Continue Reading Below
The conflict, however, did not end with the shootout. On December 28, 1881, at around 11:30pm, while Virgil was walking from the ‘Oriental Saloon’ to his room at the ‘Cosmopolitan Hotel,’ where the Earps had shifted their families after the shootout, he was shot from the second floor of what is now known as the ‘Longhorn Restaurant.’ The ambush shattered his left arm and left him permanently maimed. While Virgil was recuperating from his wounds, on March 18, the following year, Morgan Earp was killed by a ‘Cowboy.’ However, alibis provided by other ‘Cowboys’ led the suspects in both the cases to get acquitted of their respective charges.
Escorted by Wyatt, Warren Earp, "Turkey Creek" Jack Johnson, Doc Holliday, and Sherman McMaster, Virgil and Allie started for Tucson on March 20, 1882. Wyatt and the men were well-armed, as they had learned that Ike and his acquaintances were already in Tucson to kill Virgil. The men managed to help the couple board a train from Tucson to California. As the train began moving out of the city, gunfire was heard. The couple and James reached the Earp family home in Colton, California, with Morgan's body.
Meanwhile, Wyatt, now a deputy US marshal in Cochise County, came to the conclusion that he could not trust the court for justice and resolved to handle things in his own way. He formed a federal posse, including Warren Earp, to kill the ones they thought were responsible for Morgan’s murder and Virgil’s ambush.
The deadly search by Wyatt and his federal posse, known as the ‘Earp Vendetta Ride,’ led to the killing of Frank Stilwell while the latter was waiting in Tucson station to kill Virgil. The group also killed Florentino Cruz, “Curly Bill” Brocius, and Johnny Barnes. Arrest warrants were issued by the ‘Tucson Justice of the Peace’ for five men of the Earp party, including Wyatt, who were suspected of killing Stilwell. However, they rode out of the Arizona Territory for good on April 15, 1882, and headed for the New Mexico Territory.
Later Life & Death
It took Virgil around 2 years to recover from his injuries. He was hired by the ‘Southern Pacific Railroad’ for guarding its tracks in the ‘Colton Crossing,’ located in Colton, California, a site that witnessed one of the most intense frog wars in the history of railroad construction. It resulted in a personal confrontation between Virgil and California Governor Robert Waterman.
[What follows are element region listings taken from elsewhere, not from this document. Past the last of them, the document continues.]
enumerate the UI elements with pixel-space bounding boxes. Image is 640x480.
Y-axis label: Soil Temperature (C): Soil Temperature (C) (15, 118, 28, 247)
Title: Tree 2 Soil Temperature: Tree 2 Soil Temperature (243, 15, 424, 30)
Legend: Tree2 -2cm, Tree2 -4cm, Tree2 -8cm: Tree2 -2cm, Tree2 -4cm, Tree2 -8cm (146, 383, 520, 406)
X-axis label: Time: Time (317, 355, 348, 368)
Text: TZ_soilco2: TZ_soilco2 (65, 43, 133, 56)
In 1886, Virgil launched a private detective agency but abandoned it after he became the village constable in July that year.
On July 11, 1887, he became the first city marshal of Colton after it was declared a city. He got re-elected in 1888. He resigned from his position in 1888 and relocated with Allie, first to San Bernardino and then to Vanderbilt, California, in 1893. There, he ran a saloon and a meeting hall, known as the ‘Earp's Hall.’ He also contested in, but lost, the election for the town constable in 1894.
To his astonishment, in 1898, Virgil received a letter from a “Mrs. Levi Law,” who was later found to be his only daughter, Nellie, with his first wife, Ellen. He traveled to Portland, Oregon, and reunited with his first wife and daughter. He was overjoyed to find that he had three grandchildren.
Virgil and Allie relocated to Goldfield, Nevada, in 1904, where they joined Wyatt. Virgil was made the deputy sheriff for Esmeralda County, Nevada. He died on October 19, 1905, after suffering from pneumonia for 6 months.
Allie sent the remains of Virgil to Portland, Oregon, at his daughter’s request. He was interred in the ‘River View Cemetery.’